The present invention relates to power supply generators for ultrasonic electromechanical transducers in general, and more particularly to such power supply generators as can be plugged into the common utilities network such as 110 volt/60 hertz in the United States or the 220 volt/50 hertz network more currently used in Europe. The invention is especially usable for ultrasonic cleaning applications, and could be used in conjunction with electromechanical transducers of the type described for instance in U.S. Pat. No. 3,406,302 issued on Mar. 15, 1966 to R. J. Lanyi et al.
Typically, such transducers are used in surface cleaning of workpieces by ultrasonic vibrations.
INdustrial applications of ultrasonic cleaning include: removing drawing-lubricants from carbon-steel wire for steel-belted tires, aluminum welding wire, alloy welding wire, stainless steel welding rods, stranded copper wire, magnet wire, and similar such drawn and extruded material; it is also known to use the ultrasonic cleaning method to clean copper-clad aluminum coaxial cable, to remove mill scale from steel wire rod and to clean integrated circuits and electrical connectors of longitudinal configuration. Typically, in ultrasonic cleaning, a transducer creates alternately low and high pressure conditions in a liquid preferably of low viscosity, to convey vibrations from the transducer to the workpiece to be cleaned. On the negative side of this alternating cycle, pressure is reduced to less than the vapor pressure of the liquid, forming microscopic voids or bubbles. A half cycle later, the pressure in this same zone becomes positive, and the vapor bubbles implode -- bursting inwardly -- a reaction which is called "cavitation." It is this cavitation, with the accompanying phenomena of pressure and heat at each point of implosion, that creates the "scrubbing" action in ultrasonic cleaning systems. This action, in conjunction with the proper liquid, provides a higly efficient cleaning method. The liquid selected for ultrasonic cleaning can be either a water-based (aqueous) solution or a solvent such as chlorinated hydrocarbons or Freon (solvent). When a solvent is used for cleaning, drying of the workpiece may be necessary to minimize solvent escape to the atmosphere for safety and health reasons, and to reduce operational costs by minimizing solvent losses. This involves a closed loop unit to recapture solvent from the drying air, condense it, and return it to the total system.
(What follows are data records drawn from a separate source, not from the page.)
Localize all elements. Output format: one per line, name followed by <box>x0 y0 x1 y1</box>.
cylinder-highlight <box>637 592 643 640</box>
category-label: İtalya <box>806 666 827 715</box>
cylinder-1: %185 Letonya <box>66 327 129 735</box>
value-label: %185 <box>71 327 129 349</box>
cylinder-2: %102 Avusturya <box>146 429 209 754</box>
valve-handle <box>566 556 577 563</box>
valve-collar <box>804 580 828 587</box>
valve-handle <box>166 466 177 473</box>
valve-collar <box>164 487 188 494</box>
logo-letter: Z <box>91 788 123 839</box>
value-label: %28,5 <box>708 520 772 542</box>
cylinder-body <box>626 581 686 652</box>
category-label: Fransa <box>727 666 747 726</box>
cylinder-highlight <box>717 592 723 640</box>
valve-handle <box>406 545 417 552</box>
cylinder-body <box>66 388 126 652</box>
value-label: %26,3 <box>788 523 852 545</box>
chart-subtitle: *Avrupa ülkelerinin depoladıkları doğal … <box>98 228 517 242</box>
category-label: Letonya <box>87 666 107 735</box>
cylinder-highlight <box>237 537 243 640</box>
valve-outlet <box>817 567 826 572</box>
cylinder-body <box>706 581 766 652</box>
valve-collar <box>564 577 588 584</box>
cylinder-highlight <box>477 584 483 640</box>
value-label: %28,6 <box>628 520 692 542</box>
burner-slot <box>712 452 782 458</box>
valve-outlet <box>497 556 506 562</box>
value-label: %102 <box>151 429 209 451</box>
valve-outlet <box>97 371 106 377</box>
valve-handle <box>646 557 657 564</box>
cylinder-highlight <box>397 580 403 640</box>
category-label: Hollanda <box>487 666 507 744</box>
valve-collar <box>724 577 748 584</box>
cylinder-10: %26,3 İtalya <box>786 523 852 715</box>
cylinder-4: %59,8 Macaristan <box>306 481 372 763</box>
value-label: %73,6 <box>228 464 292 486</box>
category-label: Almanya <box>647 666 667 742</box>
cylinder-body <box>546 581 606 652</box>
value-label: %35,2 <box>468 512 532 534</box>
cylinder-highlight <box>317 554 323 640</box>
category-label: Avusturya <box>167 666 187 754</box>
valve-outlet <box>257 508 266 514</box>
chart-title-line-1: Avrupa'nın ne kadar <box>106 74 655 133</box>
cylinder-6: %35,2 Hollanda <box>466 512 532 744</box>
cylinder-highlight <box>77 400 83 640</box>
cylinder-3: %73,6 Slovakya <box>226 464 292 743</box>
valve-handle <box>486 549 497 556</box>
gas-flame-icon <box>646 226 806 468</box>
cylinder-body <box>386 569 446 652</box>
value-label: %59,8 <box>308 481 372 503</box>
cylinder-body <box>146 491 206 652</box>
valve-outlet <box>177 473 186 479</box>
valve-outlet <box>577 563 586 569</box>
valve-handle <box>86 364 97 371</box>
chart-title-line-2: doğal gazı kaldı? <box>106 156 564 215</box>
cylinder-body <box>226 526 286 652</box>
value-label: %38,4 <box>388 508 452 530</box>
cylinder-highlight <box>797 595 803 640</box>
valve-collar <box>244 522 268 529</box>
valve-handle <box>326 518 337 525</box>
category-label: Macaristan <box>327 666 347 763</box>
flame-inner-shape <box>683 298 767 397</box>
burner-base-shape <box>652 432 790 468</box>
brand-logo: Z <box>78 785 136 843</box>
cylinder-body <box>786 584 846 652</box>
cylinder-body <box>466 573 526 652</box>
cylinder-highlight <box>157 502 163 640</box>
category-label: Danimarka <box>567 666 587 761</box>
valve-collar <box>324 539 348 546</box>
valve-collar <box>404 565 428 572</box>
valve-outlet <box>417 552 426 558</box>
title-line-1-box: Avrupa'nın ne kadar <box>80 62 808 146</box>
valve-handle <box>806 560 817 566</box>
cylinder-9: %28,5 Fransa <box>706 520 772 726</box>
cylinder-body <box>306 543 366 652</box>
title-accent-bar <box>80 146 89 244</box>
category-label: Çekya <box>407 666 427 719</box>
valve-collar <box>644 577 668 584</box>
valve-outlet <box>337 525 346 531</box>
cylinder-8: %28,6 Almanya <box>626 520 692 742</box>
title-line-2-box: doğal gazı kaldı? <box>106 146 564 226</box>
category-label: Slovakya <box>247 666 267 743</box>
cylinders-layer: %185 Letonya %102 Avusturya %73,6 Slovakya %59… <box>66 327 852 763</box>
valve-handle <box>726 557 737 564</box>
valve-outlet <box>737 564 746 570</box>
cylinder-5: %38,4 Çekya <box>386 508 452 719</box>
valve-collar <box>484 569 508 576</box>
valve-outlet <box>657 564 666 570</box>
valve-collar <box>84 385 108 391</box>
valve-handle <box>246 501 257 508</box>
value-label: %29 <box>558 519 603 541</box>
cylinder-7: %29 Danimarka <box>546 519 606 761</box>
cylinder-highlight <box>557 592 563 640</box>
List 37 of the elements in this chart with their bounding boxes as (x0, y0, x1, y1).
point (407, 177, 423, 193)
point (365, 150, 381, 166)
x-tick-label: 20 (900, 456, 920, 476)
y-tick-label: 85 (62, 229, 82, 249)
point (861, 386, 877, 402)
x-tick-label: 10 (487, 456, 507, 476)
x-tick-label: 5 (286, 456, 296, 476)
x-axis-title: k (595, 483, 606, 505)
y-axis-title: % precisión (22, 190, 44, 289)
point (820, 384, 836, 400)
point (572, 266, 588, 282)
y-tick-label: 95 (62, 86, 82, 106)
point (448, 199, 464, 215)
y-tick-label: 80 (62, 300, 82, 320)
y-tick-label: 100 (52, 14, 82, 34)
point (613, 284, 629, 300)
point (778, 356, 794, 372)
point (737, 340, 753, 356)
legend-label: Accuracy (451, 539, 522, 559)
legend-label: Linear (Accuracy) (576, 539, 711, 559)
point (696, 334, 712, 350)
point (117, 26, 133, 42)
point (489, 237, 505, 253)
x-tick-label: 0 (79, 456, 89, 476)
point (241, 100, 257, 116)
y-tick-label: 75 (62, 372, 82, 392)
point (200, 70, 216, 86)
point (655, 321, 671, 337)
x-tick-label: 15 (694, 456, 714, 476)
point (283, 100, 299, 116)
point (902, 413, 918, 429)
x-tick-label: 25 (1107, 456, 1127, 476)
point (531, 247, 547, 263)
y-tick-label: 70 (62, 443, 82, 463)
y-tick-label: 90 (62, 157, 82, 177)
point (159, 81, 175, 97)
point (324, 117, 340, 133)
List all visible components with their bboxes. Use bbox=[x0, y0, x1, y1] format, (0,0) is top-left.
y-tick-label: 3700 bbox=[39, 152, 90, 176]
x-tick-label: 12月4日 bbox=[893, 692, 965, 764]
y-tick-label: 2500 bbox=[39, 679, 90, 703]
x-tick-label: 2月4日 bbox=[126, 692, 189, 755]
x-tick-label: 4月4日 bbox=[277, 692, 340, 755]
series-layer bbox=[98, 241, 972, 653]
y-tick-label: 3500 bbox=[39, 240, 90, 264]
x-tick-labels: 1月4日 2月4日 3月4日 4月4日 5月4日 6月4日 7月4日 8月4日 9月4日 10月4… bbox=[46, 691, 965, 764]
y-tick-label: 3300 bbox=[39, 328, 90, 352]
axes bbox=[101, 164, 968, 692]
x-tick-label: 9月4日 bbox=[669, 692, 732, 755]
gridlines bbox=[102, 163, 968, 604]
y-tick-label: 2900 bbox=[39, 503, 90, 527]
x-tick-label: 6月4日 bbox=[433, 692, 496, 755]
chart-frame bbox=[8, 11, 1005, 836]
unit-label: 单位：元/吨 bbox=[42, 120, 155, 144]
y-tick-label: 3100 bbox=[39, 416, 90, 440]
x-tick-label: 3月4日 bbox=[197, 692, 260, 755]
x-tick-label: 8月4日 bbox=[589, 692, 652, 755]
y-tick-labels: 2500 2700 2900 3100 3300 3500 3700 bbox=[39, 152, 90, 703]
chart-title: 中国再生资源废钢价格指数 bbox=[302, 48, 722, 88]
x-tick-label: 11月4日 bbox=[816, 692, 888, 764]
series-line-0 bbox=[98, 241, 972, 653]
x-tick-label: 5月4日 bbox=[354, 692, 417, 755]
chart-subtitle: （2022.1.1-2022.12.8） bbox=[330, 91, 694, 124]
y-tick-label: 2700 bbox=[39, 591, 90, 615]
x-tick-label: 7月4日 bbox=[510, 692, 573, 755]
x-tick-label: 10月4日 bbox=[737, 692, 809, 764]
The fluid coupled between the active face of the transducer and the workpiece represent a load which as seen from the power supply enacting the transducer is reflected back in the form of an effective resistance which has to be accounted for in the generation of power at ultrasonic frequency to drive the transducer.
Moreover, the ultrasonic power supply generator is often used to drive several transducers in parallel in order to increase the utilization factor but also in order to be able to accommodate different workpieces at the same time.
Besides, another requirement for an ultrasonic power supply generator is to accommodate with the same power supply different transducer coils, in particular transducers of different power capability. As a result, the power supply generator must be capable with the internal circuit components to drive transducer coils of much different sizes and with loads falling within a wide power range.
An object of the present invention is with a given basic electrical circuitry and a given alternative current voltage source to provide a power supply generator of broadened ultrasonic power output range.
Another object of the invention is to provide a transformerless power supply generator which is effective to provide a given maximum ultrasonic power output with a 110 volt/60 hertz voltage source as well as with a 220 volt/50 hertz voltage source.